Our world needs peace. Do you feel it? There is too much fighting, and I don't just mean the wars going on in Africa and the Middle East or the terrorist actions happening globally (even in our corner of the world). There is too much fighting amongst ourselves, in the ways we deal with each other, in shaping our communities and our society. Why does every statement of personal belief have to elicit defensiveness and arguing? Moreover, why are facts and opinions so readily confused? This “I'm right and your wrong” mentality fuels the crises in the world just as much as any ideological or political differences.
My grandfather Rev. Harold W. Story was a Presbyterian minister for many years. He preached at Memorial Presbyterian Church in Newark, New Jersey, in the 1960s, which coincided with the race riots there. He doesn't like to talk about that time, but he has written some about it. “I was trying,” he writes, “to work for an inclusive (integrated) church and society while racial tensions increased in that city and across America.” To that end, he did everything he could to bridge that gap, including accepting an invitation to march to Montgomery, Alabama, with Rev. Dr. Martin Luther King. (He recalls the newspapers calling the group “Communists.” He writes, “In fact, I was with Navy at Inchon during the Korean War—fighting against the Communists!”)

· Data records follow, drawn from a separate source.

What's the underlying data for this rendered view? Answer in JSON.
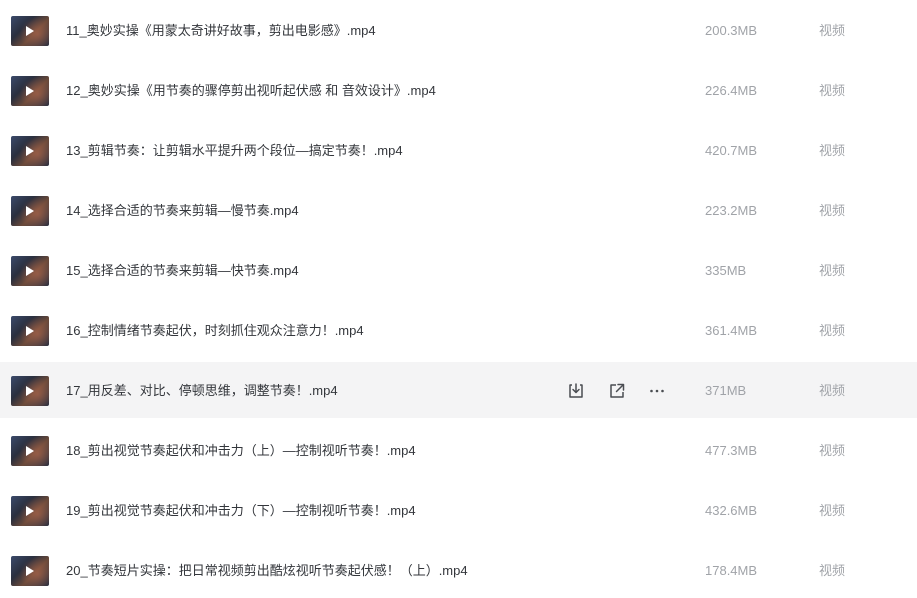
{
  "files": [
    {
      "name": "11_奥妙实操《用蒙太奇讲好故事，剪出电影感》.mp4",
      "size": "200.3MB",
      "type": "视频"
    },
    {
      "name": "12_奥妙实操《用节奏的骤停剪出视听起伏感 和 音效设计》.mp4",
      "size": "226.4MB",
      "type": "视频"
    },
    {
      "name": "13_剪辑节奏：让剪辑水平提升两个段位—搞定节奏！.mp4",
      "size": "420.7MB",
      "type": "视频"
    },
    {
      "name": "14_选择合适的节奏来剪辑—慢节奏.mp4",
      "size": "223.2MB",
      "type": "视频"
    },
    {
      "name": "15_选择合适的节奏来剪辑—快节奏.mp4",
      "size": "335MB",
      "type": "视频"
    },
    {
      "name": "16_控制情绪节奏起伏，时刻抓住观众注意力！.mp4",
      "size": "361.4MB",
      "type": "视频"
    },
    {
      "name": "17_用反差、对比、停顿思维，调整节奏！.mp4",
      "size": "371MB",
      "type": "视频",
      "hovered": true
    },
    {
      "name": "18_剪出视觉节奏起伏和冲击力（上）—控制视听节奏！.mp4",
      "size": "477.3MB",
      "type": "视频"
    },
    {
      "name": "19_剪出视觉节奏起伏和冲击力（下）—控制视听节奏！.mp4",
      "size": "432.6MB",
      "type": "视频"
    },
    {
      "name": "20_节奏短片实操：把日常视频剪出酷炫视听节奏起伏感！（上）.mp4",
      "size": "178.4MB",
      "type": "视频"
    }
  ],
  "row_actions": {
    "icons": [
      "download-icon",
      "share-icon",
      "more-icon"
    ]
  }
}
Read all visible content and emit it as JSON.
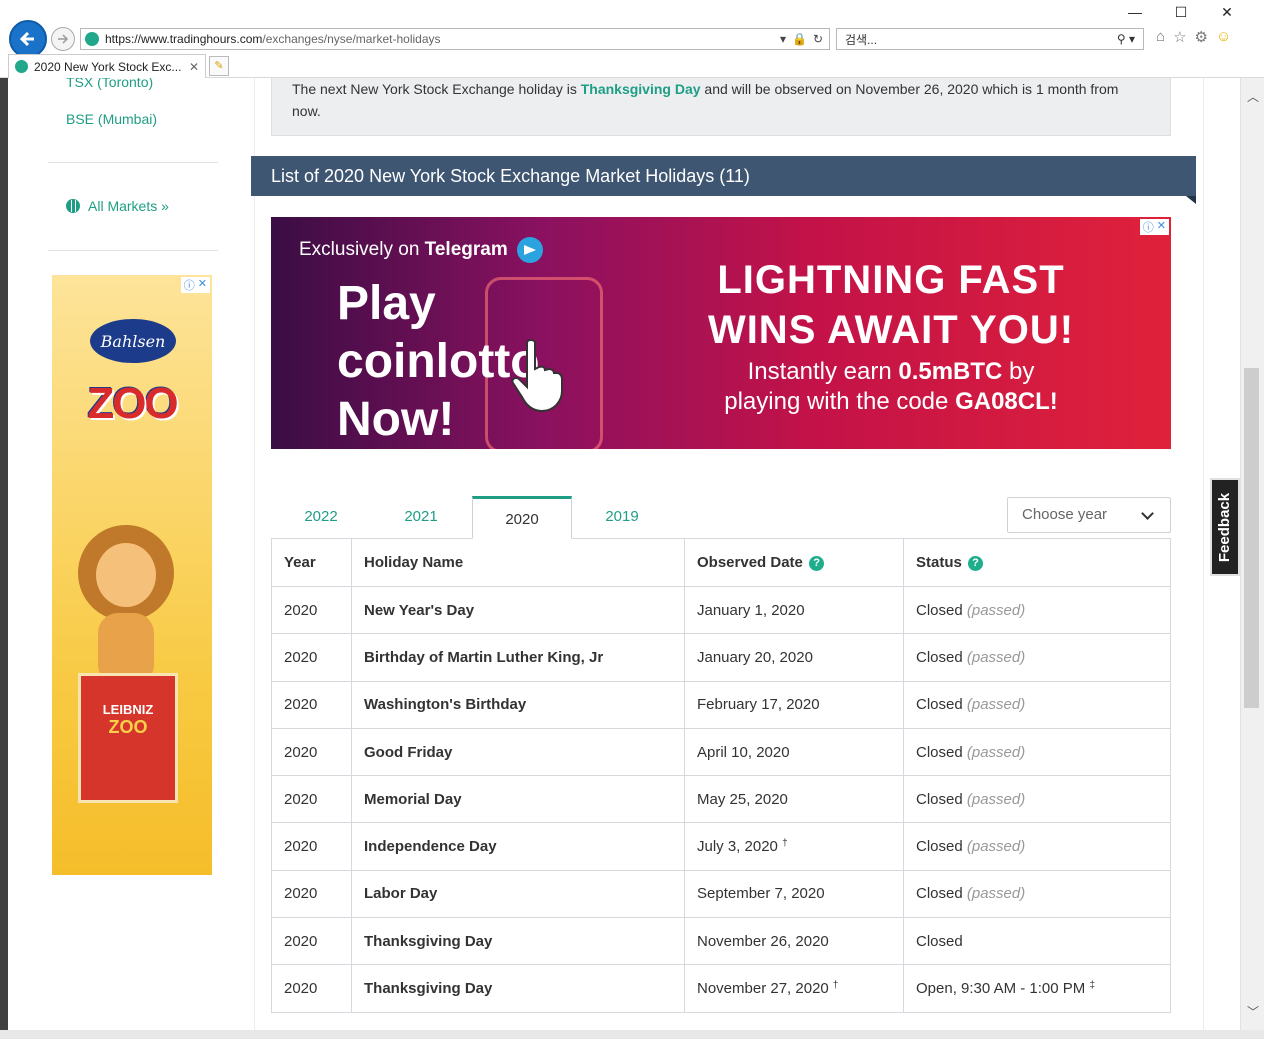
{
  "browser": {
    "url_host": "https://www.tradinghours.com",
    "url_path": "/exchanges/nyse/market-holidays",
    "search_placeholder": "검색...",
    "tab_title": "2020 New York Stock Exc...",
    "tab_close": "✕"
  },
  "sidebar": {
    "links": [
      "TSX (Toronto)",
      "BSE (Mumbai)"
    ],
    "all_markets": "All Markets »"
  },
  "ads": {
    "vertical": {
      "brand": "Bahlsen",
      "product": "ZOO",
      "box_brand": "LEIBNIZ",
      "box_product": "ZOO"
    },
    "banner": {
      "exclusive_prefix": "Exclusively on",
      "exclusive_brand": "Telegram",
      "play_line1": "Play",
      "play_line2": "coinlotto",
      "play_line3": "Now!",
      "headline_line1": "LIGHTNING FAST",
      "headline_line2": "WINS AWAIT YOU!",
      "sub_line1_prefix": "Instantly earn",
      "sub_line1_bold": "0.5mBTC",
      "sub_line1_suffix": "by",
      "sub_line2_prefix": "playing with the code",
      "sub_line2_bold": "GA08CL!"
    }
  },
  "notice": {
    "prefix": "The next New York Stock Exchange holiday is",
    "holiday": "Thanksgiving Day",
    "suffix": "and will be observed on November 26, 2020 which is 1 month from now."
  },
  "list_title": "List of 2020 New York Stock Exchange Market Holidays (11)",
  "year_tabs": [
    "2022",
    "2021",
    "2020",
    "2019"
  ],
  "year_select_placeholder": "Choose year",
  "table": {
    "headers": [
      "Year",
      "Holiday Name",
      "Observed Date",
      "Status"
    ],
    "rows": [
      {
        "year": "2020",
        "name": "New Year's Day",
        "date": "January 1, 2020",
        "date_mark": "",
        "status": "Closed",
        "note": "(passed)",
        "status_mark": ""
      },
      {
        "year": "2020",
        "name": "Birthday of Martin Luther King, Jr",
        "date": "January 20, 2020",
        "date_mark": "",
        "status": "Closed",
        "note": "(passed)",
        "status_mark": ""
      },
      {
        "year": "2020",
        "name": "Washington's Birthday",
        "date": "February 17, 2020",
        "date_mark": "",
        "status": "Closed",
        "note": "(passed)",
        "status_mark": ""
      },
      {
        "year": "2020",
        "name": "Good Friday",
        "date": "April 10, 2020",
        "date_mark": "",
        "status": "Closed",
        "note": "(passed)",
        "status_mark": ""
      },
      {
        "year": "2020",
        "name": "Memorial Day",
        "date": "May 25, 2020",
        "date_mark": "",
        "status": "Closed",
        "note": "(passed)",
        "status_mark": ""
      },
      {
        "year": "2020",
        "name": "Independence Day",
        "date": "July 3, 2020",
        "date_mark": "†",
        "status": "Closed",
        "note": "(passed)",
        "status_mark": ""
      },
      {
        "year": "2020",
        "name": "Labor Day",
        "date": "September 7, 2020",
        "date_mark": "",
        "status": "Closed",
        "note": "(passed)",
        "status_mark": ""
      },
      {
        "year": "2020",
        "name": "Thanksgiving Day",
        "date": "November 26, 2020",
        "date_mark": "",
        "status": "Closed",
        "note": "",
        "status_mark": ""
      },
      {
        "year": "2020",
        "name": "Thanksgiving Day",
        "date": "November 27, 2020",
        "date_mark": "†",
        "status": "Open, 9:30 AM - 1:00 PM",
        "note": "",
        "status_mark": "‡"
      }
    ]
  },
  "feedback_label": "Feedback",
  "colors": {
    "accent": "#1f9e86",
    "header_bar": "#3e5672",
    "back_button": "#1a73c8"
  }
}
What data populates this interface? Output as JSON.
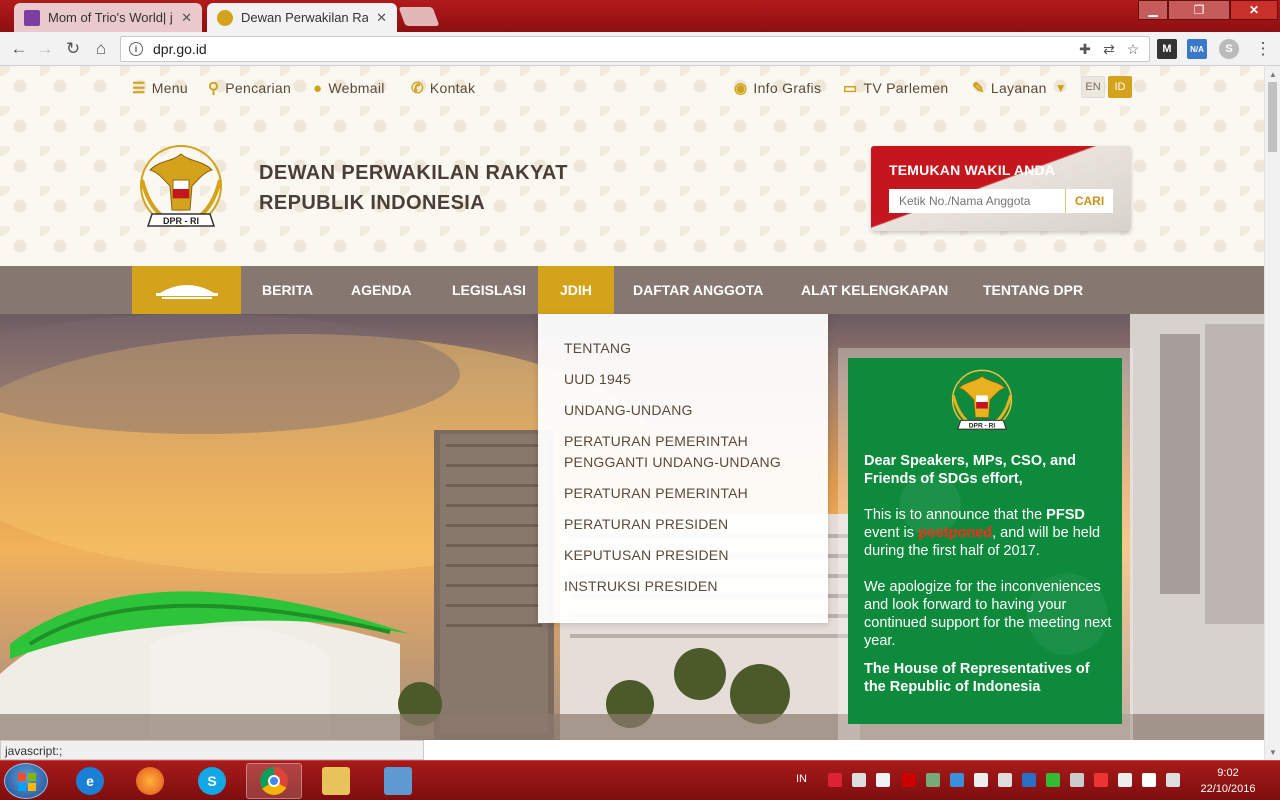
{
  "browser": {
    "tabs": [
      {
        "title": "Mom of Trio's World| jen",
        "active": false
      },
      {
        "title": "Dewan Perwakilan Rakya",
        "active": true
      }
    ],
    "url": "dpr.go.id",
    "status_text": "javascript:;"
  },
  "topnav": {
    "left": [
      {
        "label": "Menu",
        "icon": "menu-icon"
      },
      {
        "label": "Pencarian",
        "icon": "search-icon"
      },
      {
        "label": "Webmail",
        "icon": "user-icon"
      },
      {
        "label": "Kontak",
        "icon": "phone-icon"
      }
    ],
    "right": [
      {
        "label": "Info Grafis",
        "icon": "lightbulb-icon"
      },
      {
        "label": "TV Parlemen",
        "icon": "tv-icon"
      },
      {
        "label": "Layanan",
        "icon": "edit-icon"
      }
    ],
    "lang_en": "EN",
    "lang_id": "ID"
  },
  "site": {
    "title_line1": "DEWAN PERWAKILAN RAKYAT",
    "title_line2": "REPUBLIK INDONESIA",
    "emblem_text": "DPR - RI"
  },
  "finder": {
    "label": "TEMUKAN WAKIL ANDA",
    "placeholder": "Ketik No./Nama Anggota",
    "button": "CARI"
  },
  "mainnav": {
    "items": [
      "BERITA",
      "AGENDA",
      "LEGISLASI",
      "JDIH",
      "DAFTAR ANGGOTA",
      "ALAT KELENGKAPAN",
      "TENTANG DPR"
    ],
    "active": "JDIH"
  },
  "dropdown": {
    "items": [
      "TENTANG",
      "UUD 1945",
      "UNDANG-UNDANG",
      "PERATURAN PEMERINTAH PENGGANTI UNDANG-UNDANG",
      "PERATURAN PEMERINTAH",
      "PERATURAN PRESIDEN",
      "KEPUTUSAN PRESIDEN",
      "INSTRUKSI PRESIDEN"
    ]
  },
  "notice": {
    "greeting": "Dear Speakers, MPs, CSO, and Friends of SDGs effort,",
    "p1_a": "This is to announce that the ",
    "p1_pfsd": "PFSD",
    "p1_b": " event is ",
    "p1_postponed": "postponed",
    "p1_c": ", and will be held during the first half of 2017.",
    "p2": "We apologize for the inconveniences and look forward to having your continued support for the meeting next year.",
    "signature": "The House of Representatives of the Republic of Indonesia"
  },
  "taskbar": {
    "lang": "IN",
    "time": "9:02",
    "date": "22/10/2016"
  },
  "colors": {
    "gold": "#d4a21b",
    "nav_bg": "#877771",
    "notice_green": "#0e8a3d",
    "finder_red": "#c4161c",
    "chrome_red": "#a81a1a"
  }
}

One incident in his account that sticks out to me, given the current climate, involves the Newark riots. He writes, “National Guards were called in to Newark to patrol the streets. On South Orange Avenue there was a black Moslem Mosque which was shot up because it was claimed there were arms and ammunition—which there were not. I had eaten at a restaurant owned and run by Moslems—and was treated with courtesy, given the anti-white attitudes that prevailed.”
We need to be neighbors. We need to eat in each other's restaurants and treat each other with courtesy, despite whatever else may be going on in the world. We are not all going to believe the same things, wear the same clothes, or eat the same food, but we are all still going to be living together in this city, in this place, on this planet.
Members of First Christian Church and Temple Beth Hillel, who sang in our Thanksgiving super choir, sparked yet another fire: that fire of working together to make the world a better place. Music is a great place to start. And so we are working together to put a concert together featuring singers and musicians from all faiths, all backgrounds—including our Muslim brothers and sisters. Perhaps it will be a small gesture made in a small corner of our great city, but it's a gesture whose effects will ripple outward.
This holiday season, reflect on that phrase “Peace on earth; goodwill to all mankind.” As my grandfather ended his Newark remembrance, “What character will you portray in this play of life?”